Former SFU soccer captain, Frode Strand-Nielsen is empowering female student-athletes and inspiring global perspectives with a $1-million gift to his alma mater.


Global executive and SFU alumnus changes the game through diversity and inclusion

November 20, 2020
Frode Strand-Nielsen.

Frode Strand-Nielsen (BA ’80) believes in the transformative power of Simon Fraser University. As the founder and manager of a top Northern European private equity firm who first honed his leadership skills as an international student athlete, Frode’s success is living proof. Now the former men’s soccer captain is empowering female student athletes and inspiring global perspectives with a $1-million gift to his alma mater.

Frode’s generous gift has established endowments to support varsity female athletes and invigorate the women’s soccer program. The investment will provide female student athletes with the resources they need to succeed on and off the field, enable SFU to attract top student athletes across the globe, and inspire high performance.
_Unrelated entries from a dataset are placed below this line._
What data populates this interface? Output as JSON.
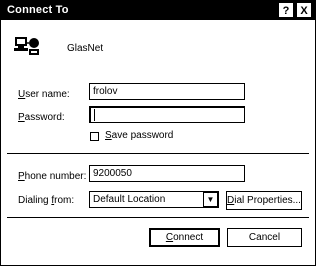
{
  "window": {
    "title": "Connect To",
    "help_button": "?",
    "close_button": "X"
  },
  "connection": {
    "name": "GlasNet",
    "icon": "dialup-connection-icon"
  },
  "form": {
    "user_name_label_accel": "U",
    "user_name_label_rest": "ser name:",
    "user_name_value": "frolov",
    "password_label_accel": "P",
    "password_label_rest": "assword:",
    "password_value": "",
    "save_password_accel": "S",
    "save_password_rest": "ave password",
    "save_password_checked": false,
    "phone_number_label_accel": "P",
    "phone_number_label_rest": "hone number:",
    "phone_number_value": "9200050",
    "dialing_from_label_rest": "Dialing ",
    "dialing_from_label_accel": "f",
    "dialing_from_label_tail": "rom:",
    "dialing_from_value": "Default Location",
    "dial_properties_accel": "D",
    "dial_properties_rest": "ial Properties..."
  },
  "buttons": {
    "connect_accel": "C",
    "connect_rest": "onnect",
    "cancel": "Cancel"
  }
}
“The impact of Frode’s generosity is an absolute game-changer for our female athletes,” says Theresa Hanson, senior director of SFU Athletics and Recreation. “This gift will literally change lives and help us develop incredible female leaders.”

“I’m so grateful to Frode and the support he has provided our program,” added women’s soccer head coach Annie Hamel. “His generosity will broaden our recruiting opportunities and our ability to attract high level student athletes.”

As a compassionate business leader, Frode is committed to building stronger teams through diversity and inclusion. This commitment drives the culture in his company, FSN Capital, and has inspired his transformative gift to foster excellence and leadership in women’s athletics at SFU.

“I believe it’s a basic human right that we all have equal opportunity regardless of ethnicity, colour, religion, sexual preferences or gender,” Frode says during a recent interview from his office in Oslo, Norway. “The female athletes should have the same financial backing as the male athletes. That’s only fair, it’s only reasonable.”

Frode led scoring for the 1978 squad that set an SFU 20-win record which still stands. He was chosen “Scholar Athlete of the Year” by the North American Intercollegiate Association and was later inducted into the SFU Athletics Hall of Fame. Frode received an SFU Outstanding Alumni Award for Professional Achievement in 2017 for his exceptional contribution to local and global communities. He previously established SFU’s first $1-million athletic scholarship endowment in support of men’s soccer.

Frode’s commitments recognize inspiring leadership at SFU, with athletic awards made in honour of President Emeritus Andrew Petter and Maureen Maloney, SFU professor of public policy; international graduate student support in honour of President Emeritus George K. Pederson and international undergraduate student support in honour of James Dean, professor emeritus of economics who passed away in February 2019.

Frode says his experience on the field helped him learn how to manage conflict, overcome negative thinking, engage with diverse team members, and make his fellow players shine—skills that are vital to leadership in any environment. He describes his time at SFU as “life-transforming.”

“I was inspired by the ability to play my sport at a relatively high level but also by the faculty and the environment, the spirit of the university, and just the location,” he says.

“The extremely engaged faculty really brought out the best in me. So from being a straight C student in high school, I suddenly became a straight A student. There was something there that inspired me and energized me to work quite hard at school and then work quite hard in the practices with the soccer team. It was a perfect combination, and so giving back to that has been quite important and rewarding.”